Artory, the blockchain-backed digital art registry, has acquired Auction Club, a subscription-only database that hosts sales information from 4,000 international auction houses. The acquisition, effective immediately, will merge the two companies' teams and make public for the first time Auction Club’s sales records gathered from around 250 businesses in 40 countries; the data will start to appear in the Artory registry in May.
Founded in 2016 by Nanne Dekking, the current chairman of the board of Tefaf and former vice chairman and of Sotheby’s New York, Artory has become the latest tech start-up darling of the art world amidst the recent cryptocurrency trading boom, promising the industry its first comprehensive standardised data collection solution. The firm’s blockchain registry tracks artworks’ sale histories, provenance and archival material, effectively leveraging the buzzword du jour when it comes to the art market: transparency.
But like any blockchain-based product, its usefulness toward this aim is entirely dependent on the clarity of its data. According to Dekking, “Artory is all about data integrity” and Auction Club has followed “strict guidelines” when collecting their data since the firm’s inception in 2014. This made it a “very appealing” acquisition prospect. “We couldn’t pass up this opportunity to acquire millions of data quickly that we can leverage to improve our products,” he says.
Comprising records from major sales since the 1970s at first- and second-tier auction houses around the world specialising in fine art and collectibles, Auction Club’s database does not restrict inclusion by final price or estimate value. According to Dr. Clare McAndrew, who has used the database as a key source when compiling her annual Art Basel and UBS Global Art Market Report, it offers “coverage of the full range of prices and sales, which is important both for macro-research but also particularly for micro-level searches”. She adds that this feature addresses a "critical issue faced by the art trade" in which much of the value in the marketplace is "currently focused on a very narrow and limited segment of buyers and sellers".
The acquisition comes after Artory’s partnership with Christie’s last November on the high-profile sale of the Barney A. Ebsworth Collection in New York, making it the first auction to be recorded by blockchain technology.
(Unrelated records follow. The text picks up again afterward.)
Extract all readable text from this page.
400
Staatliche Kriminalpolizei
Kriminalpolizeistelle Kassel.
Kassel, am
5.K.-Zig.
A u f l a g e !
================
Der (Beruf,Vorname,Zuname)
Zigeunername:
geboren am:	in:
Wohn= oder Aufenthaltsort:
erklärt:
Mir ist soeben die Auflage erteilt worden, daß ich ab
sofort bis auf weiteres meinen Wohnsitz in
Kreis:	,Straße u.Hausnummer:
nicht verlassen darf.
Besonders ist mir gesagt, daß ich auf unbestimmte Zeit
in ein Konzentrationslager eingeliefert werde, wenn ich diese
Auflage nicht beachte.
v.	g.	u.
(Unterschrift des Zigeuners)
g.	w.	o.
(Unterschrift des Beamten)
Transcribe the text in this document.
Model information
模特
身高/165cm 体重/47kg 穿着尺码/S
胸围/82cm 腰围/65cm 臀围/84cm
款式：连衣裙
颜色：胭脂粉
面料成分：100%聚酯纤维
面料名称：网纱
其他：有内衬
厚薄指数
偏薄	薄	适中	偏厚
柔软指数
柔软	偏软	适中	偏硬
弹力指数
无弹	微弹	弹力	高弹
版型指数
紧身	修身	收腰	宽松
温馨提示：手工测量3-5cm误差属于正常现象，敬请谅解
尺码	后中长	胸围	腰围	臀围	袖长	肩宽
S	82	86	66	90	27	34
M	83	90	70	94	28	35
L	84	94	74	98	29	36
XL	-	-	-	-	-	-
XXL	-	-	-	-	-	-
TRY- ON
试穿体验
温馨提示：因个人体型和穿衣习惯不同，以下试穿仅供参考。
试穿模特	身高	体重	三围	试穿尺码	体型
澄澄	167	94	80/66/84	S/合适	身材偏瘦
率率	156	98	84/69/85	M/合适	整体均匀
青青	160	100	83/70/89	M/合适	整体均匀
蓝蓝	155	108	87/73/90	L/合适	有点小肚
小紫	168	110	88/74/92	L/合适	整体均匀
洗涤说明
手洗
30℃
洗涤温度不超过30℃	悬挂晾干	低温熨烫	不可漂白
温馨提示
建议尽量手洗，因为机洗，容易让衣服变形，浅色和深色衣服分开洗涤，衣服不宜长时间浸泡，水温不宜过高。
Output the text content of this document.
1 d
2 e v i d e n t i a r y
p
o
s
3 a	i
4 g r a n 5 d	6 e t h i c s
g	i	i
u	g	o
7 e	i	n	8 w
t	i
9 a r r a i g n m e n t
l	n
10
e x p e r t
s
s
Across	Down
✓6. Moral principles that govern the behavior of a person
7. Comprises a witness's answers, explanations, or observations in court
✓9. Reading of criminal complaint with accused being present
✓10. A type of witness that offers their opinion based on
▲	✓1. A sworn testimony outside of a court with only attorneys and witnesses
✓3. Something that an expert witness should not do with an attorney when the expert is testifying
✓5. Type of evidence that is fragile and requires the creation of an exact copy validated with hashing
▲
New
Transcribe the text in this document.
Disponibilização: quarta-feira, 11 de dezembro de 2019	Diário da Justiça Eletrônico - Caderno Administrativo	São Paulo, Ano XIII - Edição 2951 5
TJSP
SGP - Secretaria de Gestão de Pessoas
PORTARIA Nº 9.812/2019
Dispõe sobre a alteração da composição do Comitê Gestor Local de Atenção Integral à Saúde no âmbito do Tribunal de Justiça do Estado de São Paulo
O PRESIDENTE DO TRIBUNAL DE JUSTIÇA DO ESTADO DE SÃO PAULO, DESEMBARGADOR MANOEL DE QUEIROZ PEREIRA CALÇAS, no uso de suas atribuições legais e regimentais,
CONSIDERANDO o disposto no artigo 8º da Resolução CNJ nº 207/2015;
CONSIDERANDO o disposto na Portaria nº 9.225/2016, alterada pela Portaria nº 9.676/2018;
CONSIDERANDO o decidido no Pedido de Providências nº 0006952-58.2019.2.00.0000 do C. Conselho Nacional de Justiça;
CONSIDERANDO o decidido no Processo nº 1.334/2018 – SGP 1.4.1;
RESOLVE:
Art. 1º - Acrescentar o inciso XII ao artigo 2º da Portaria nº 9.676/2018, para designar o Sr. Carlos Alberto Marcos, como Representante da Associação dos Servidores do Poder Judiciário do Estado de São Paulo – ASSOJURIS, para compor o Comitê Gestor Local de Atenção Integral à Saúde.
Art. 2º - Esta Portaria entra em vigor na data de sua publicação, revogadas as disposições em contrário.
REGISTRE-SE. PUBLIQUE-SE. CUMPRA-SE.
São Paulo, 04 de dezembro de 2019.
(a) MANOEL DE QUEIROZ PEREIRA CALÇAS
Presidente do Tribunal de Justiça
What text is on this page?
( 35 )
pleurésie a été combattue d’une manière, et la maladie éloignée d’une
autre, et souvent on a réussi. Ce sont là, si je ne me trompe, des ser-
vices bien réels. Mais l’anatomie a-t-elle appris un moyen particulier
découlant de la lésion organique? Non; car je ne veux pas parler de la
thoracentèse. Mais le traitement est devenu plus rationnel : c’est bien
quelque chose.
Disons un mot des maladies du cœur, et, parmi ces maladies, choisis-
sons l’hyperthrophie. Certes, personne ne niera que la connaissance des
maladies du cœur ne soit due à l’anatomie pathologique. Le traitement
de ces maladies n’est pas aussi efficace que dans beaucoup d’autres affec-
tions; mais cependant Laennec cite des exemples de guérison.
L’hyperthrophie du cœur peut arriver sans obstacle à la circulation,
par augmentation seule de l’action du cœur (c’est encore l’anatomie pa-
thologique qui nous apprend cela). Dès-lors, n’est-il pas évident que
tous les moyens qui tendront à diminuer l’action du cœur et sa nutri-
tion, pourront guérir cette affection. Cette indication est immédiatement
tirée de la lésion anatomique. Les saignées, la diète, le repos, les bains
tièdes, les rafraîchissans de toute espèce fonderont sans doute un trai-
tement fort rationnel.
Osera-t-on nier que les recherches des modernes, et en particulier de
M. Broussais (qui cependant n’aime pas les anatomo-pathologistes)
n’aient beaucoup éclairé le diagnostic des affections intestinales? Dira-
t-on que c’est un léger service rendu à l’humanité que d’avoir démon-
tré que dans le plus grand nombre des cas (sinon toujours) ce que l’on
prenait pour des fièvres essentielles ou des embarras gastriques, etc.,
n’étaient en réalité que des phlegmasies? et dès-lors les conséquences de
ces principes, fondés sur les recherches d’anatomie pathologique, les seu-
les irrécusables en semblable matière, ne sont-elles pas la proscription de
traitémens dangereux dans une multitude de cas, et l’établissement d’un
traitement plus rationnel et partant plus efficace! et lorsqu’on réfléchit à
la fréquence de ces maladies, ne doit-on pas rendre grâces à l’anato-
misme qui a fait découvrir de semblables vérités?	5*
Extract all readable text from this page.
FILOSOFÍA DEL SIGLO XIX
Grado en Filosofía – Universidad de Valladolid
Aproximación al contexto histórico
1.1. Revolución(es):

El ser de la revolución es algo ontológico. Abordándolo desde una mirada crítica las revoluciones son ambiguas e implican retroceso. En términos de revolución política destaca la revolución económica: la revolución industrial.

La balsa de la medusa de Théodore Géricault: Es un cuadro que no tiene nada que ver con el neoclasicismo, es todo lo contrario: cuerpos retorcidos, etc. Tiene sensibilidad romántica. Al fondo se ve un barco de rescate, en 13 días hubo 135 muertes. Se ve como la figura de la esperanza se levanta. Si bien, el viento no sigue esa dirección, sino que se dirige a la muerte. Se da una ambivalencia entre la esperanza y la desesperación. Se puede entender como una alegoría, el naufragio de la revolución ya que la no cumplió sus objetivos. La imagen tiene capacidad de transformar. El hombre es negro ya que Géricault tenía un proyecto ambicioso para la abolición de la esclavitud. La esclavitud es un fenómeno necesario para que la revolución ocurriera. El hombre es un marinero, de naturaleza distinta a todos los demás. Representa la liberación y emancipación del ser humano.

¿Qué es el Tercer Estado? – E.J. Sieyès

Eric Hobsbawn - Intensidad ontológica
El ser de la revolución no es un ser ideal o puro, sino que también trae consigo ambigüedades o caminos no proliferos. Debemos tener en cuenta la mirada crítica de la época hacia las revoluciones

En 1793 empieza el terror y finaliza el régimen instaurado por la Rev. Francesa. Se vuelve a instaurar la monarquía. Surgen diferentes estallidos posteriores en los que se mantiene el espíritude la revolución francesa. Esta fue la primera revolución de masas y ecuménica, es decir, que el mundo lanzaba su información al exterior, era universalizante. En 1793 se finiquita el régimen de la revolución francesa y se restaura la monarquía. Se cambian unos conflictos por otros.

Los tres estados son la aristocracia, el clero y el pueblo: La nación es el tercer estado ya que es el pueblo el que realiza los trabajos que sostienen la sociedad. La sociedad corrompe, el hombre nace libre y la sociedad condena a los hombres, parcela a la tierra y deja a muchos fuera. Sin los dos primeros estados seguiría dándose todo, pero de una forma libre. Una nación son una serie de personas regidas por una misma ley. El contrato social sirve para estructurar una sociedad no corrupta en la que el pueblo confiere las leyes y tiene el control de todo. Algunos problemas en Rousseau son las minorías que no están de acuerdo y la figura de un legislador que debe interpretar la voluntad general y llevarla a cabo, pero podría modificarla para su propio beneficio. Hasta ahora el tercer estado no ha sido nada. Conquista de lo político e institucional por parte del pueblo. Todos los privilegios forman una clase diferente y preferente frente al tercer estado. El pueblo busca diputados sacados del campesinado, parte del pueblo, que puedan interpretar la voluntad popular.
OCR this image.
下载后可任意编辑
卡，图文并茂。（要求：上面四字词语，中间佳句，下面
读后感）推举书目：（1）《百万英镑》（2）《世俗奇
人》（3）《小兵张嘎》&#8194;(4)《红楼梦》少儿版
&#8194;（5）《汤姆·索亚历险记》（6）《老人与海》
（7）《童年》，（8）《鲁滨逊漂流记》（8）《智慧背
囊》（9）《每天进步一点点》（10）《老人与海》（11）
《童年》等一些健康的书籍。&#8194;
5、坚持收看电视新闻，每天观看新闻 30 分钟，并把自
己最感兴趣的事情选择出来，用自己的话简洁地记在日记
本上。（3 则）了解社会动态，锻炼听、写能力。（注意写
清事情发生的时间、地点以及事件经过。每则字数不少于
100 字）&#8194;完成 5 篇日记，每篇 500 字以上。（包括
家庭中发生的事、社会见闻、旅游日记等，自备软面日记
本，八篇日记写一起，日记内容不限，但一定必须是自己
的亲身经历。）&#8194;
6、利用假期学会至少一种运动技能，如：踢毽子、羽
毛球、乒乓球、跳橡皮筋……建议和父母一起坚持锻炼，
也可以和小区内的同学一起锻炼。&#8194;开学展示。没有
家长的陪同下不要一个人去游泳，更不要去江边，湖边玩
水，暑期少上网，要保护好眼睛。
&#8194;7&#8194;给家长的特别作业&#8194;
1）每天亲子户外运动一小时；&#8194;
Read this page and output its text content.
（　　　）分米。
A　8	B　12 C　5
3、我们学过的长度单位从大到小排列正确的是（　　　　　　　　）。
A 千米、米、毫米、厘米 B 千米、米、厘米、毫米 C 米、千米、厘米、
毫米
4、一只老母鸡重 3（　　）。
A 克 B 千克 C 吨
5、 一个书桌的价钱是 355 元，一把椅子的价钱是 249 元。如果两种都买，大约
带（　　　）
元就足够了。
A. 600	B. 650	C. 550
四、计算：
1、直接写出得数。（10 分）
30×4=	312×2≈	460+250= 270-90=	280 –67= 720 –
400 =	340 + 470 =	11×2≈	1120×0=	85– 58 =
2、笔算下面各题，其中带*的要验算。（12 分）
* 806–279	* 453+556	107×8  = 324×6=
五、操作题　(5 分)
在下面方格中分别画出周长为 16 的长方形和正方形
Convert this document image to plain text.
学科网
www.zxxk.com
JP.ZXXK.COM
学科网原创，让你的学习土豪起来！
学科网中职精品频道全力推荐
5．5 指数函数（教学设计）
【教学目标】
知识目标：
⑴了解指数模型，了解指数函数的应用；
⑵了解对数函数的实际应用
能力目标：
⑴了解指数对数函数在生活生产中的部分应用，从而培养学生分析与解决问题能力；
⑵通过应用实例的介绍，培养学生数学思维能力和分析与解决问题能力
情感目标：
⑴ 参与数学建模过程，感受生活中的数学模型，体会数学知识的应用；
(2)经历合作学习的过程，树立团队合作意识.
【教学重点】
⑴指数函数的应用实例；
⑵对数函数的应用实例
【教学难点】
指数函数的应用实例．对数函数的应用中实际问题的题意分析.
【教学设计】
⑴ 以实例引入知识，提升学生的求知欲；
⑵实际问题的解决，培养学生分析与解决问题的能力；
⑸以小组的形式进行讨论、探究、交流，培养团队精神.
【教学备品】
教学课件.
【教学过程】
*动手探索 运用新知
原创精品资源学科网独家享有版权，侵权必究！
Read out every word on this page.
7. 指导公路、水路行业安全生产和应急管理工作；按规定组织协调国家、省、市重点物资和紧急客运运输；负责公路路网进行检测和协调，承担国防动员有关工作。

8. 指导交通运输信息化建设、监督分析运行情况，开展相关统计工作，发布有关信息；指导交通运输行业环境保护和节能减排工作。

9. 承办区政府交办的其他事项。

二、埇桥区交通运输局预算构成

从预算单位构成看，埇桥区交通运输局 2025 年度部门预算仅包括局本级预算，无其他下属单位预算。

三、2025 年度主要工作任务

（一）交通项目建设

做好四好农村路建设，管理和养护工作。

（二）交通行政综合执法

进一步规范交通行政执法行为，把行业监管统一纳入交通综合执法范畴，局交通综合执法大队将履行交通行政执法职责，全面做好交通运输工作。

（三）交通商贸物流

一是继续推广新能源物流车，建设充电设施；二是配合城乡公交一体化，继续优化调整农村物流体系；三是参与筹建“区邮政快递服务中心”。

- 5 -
It also follows the wider trend of an uptick in mergers and acquisitions among blockchain-related companies—according to a report by the asset management firm JMP Securities, such deals surged more than 200% in 2018. Dekking says he is intent on continuing to bring in more “marketplace partners to collaborate with us” to ultimately “create a system where the object owner can reach out to our partners to have their artworks validated [while keeping their own] identity unknown to Artory”.
Yet could this aggregation of mass amounts of data under one company umbrella prove problematic to the decentralised aspect of blockchains that has been touted as fundamental to their appeal as art market “disruptor”? “Not at all”, says Paul Stabe, Artory’s chief product officer. “Like all technology, we have to build something that solves a problem for our users. The decentralisation of blockchain is a security benefit, not a solution. And for the art world, being able to leverage blockchain to provide access to credible data that are free is a huge benefit”.